Prisão de líder do esquema é cumprida na manhã de 26 de fevereiro
Jamilton Alves Franco, conhecido como “Chocô” e apontado pela Polícia Civil como um dos principais fornecedores de drogas para a Paraíba, foi preso na manhã de quinta-feira, 26 de fevereiro, em uma residência de alto padrão em Hortolândia (SP). A ação faz parte da Operação Argos, que mira a organização responsável por tráfico interestadual de drogas e lavagem de dinheiro em grande escala.
Natural de Cajazeiras (PB), Jamilton teria se mudado para São Paulo ainda jovem, segundo a Polícia Civil da Paraíba. Investigações indicam que ele construiu vínculos com o Primeiro Comando da Capital (PCC) durante passagens pelo sistema prisional paulista, o que teria contribuído para a ampliação da atuação criminosa.

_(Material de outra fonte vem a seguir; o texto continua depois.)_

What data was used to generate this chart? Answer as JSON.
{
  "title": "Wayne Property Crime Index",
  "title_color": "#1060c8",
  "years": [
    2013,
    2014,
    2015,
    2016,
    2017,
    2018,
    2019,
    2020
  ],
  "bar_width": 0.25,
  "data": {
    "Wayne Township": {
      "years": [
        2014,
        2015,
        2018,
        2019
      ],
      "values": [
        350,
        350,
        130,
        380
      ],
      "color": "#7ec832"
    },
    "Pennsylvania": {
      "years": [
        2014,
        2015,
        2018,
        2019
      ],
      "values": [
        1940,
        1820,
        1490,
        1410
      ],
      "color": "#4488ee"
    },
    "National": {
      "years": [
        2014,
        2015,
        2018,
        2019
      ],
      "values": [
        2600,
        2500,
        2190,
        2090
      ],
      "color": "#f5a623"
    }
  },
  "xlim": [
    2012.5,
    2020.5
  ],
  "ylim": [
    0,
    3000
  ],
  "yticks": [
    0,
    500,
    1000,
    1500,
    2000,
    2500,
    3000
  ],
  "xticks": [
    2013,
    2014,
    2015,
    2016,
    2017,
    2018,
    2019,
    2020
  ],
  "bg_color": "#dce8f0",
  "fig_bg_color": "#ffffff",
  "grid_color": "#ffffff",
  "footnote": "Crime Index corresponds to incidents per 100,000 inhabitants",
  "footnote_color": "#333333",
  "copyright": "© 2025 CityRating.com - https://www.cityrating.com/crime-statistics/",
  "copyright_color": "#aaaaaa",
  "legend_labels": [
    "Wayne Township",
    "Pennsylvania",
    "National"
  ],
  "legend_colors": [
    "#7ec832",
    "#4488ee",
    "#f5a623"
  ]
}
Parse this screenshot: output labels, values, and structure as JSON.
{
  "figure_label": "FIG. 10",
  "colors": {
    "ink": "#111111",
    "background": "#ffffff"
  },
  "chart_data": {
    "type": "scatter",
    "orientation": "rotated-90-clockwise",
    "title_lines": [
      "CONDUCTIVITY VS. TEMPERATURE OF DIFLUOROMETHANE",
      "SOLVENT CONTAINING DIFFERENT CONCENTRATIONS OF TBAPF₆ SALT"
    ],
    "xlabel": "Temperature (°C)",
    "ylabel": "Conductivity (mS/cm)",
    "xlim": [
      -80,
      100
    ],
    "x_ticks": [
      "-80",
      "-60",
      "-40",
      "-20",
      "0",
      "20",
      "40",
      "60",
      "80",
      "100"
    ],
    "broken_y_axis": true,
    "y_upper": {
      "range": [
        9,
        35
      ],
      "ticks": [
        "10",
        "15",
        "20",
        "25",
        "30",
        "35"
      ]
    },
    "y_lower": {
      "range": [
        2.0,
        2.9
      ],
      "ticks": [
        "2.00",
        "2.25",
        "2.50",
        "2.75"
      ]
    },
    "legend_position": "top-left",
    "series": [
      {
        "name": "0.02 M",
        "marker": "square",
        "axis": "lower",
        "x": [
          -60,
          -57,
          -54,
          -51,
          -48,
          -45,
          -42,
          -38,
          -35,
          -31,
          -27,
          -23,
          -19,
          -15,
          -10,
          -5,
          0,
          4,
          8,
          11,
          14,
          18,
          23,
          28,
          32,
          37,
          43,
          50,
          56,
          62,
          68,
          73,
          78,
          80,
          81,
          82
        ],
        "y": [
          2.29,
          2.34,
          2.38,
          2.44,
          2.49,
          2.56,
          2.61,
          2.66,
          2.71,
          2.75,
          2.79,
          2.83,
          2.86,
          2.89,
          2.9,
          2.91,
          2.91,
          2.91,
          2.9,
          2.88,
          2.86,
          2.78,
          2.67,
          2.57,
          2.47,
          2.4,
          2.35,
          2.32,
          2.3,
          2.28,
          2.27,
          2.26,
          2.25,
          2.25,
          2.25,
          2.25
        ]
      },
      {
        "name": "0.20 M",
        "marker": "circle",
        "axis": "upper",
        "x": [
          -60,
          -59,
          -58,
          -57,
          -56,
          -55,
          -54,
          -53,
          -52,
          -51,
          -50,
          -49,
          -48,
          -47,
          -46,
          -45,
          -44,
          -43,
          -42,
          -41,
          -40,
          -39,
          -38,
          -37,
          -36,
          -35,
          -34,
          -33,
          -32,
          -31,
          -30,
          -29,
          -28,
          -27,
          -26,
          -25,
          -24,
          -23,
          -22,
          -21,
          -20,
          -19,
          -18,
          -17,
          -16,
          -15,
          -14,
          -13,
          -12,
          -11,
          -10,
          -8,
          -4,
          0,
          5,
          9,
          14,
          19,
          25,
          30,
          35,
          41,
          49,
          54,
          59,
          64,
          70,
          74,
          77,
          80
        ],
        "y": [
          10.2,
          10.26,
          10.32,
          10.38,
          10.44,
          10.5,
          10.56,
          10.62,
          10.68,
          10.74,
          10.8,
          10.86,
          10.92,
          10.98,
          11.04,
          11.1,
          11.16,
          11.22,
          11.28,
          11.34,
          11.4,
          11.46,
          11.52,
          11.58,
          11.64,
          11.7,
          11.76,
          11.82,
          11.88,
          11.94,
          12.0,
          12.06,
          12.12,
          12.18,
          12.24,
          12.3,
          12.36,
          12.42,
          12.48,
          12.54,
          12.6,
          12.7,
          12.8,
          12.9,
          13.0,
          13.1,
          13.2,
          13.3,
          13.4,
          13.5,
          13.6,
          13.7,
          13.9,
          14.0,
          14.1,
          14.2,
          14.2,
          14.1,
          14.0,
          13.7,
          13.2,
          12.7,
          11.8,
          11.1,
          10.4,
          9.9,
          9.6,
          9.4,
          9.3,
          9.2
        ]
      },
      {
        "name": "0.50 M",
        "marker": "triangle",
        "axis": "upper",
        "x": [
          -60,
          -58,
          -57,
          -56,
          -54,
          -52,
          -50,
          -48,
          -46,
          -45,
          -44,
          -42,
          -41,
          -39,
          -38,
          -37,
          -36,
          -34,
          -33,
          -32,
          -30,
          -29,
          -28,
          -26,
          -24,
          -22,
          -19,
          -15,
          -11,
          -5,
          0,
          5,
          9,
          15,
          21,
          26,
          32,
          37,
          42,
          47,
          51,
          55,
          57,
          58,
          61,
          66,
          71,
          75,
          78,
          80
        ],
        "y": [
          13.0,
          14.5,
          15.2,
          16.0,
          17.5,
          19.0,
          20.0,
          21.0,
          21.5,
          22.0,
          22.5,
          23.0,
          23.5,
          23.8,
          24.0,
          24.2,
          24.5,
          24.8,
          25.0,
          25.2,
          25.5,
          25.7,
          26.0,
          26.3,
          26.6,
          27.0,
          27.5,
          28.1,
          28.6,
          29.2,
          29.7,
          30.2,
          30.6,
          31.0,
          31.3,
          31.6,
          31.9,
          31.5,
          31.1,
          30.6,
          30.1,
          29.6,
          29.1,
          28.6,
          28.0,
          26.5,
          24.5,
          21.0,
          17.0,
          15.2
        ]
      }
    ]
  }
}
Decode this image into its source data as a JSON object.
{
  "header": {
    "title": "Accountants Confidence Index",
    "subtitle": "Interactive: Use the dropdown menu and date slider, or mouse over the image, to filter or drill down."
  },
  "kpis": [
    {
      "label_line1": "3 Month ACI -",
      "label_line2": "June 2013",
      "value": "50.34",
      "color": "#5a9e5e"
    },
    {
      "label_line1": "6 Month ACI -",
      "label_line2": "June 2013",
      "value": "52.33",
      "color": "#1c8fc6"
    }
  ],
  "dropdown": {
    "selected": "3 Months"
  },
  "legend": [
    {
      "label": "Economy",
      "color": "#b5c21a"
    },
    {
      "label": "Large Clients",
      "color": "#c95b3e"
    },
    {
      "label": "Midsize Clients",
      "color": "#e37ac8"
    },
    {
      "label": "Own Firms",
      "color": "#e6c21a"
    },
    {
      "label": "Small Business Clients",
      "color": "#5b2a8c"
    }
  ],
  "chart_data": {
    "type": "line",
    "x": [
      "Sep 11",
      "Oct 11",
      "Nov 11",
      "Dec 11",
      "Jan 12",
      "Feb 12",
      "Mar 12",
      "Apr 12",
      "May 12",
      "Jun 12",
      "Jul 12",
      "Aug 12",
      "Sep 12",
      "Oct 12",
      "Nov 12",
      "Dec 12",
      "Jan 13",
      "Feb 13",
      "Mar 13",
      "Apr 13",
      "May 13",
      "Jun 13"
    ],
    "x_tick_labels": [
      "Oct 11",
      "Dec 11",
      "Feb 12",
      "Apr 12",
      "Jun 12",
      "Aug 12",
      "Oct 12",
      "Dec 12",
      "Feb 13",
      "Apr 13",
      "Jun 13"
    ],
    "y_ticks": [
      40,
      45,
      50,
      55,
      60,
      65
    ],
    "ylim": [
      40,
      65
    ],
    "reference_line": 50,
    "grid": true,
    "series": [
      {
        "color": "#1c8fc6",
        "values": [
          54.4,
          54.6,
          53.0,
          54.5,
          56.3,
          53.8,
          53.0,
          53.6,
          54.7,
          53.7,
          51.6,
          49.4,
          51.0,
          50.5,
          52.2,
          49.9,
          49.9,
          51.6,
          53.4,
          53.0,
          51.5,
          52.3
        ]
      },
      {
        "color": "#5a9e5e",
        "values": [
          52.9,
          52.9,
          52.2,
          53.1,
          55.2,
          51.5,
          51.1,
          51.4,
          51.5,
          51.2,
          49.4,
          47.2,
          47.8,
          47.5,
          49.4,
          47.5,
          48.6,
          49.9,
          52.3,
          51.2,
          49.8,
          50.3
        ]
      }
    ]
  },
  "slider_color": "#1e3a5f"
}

A Delegacia de Repressão às Ações Criminosas Organizadas (Draco) afirma que Jamilton comandava o esquema há pelo menos dez anos. Conforme o delegado Diego Beltrão, da Delegacia de Repressão ao Crime Organizado, a logística do grupo envolvia a compra de entorpecentes no Paraguai e na Bolívia, o transporte até o estado de São Paulo via Aeroporto de Guarulhos e a distribuição por meio de carretas que também transportavam cargas lícitas para dissimular o comércio.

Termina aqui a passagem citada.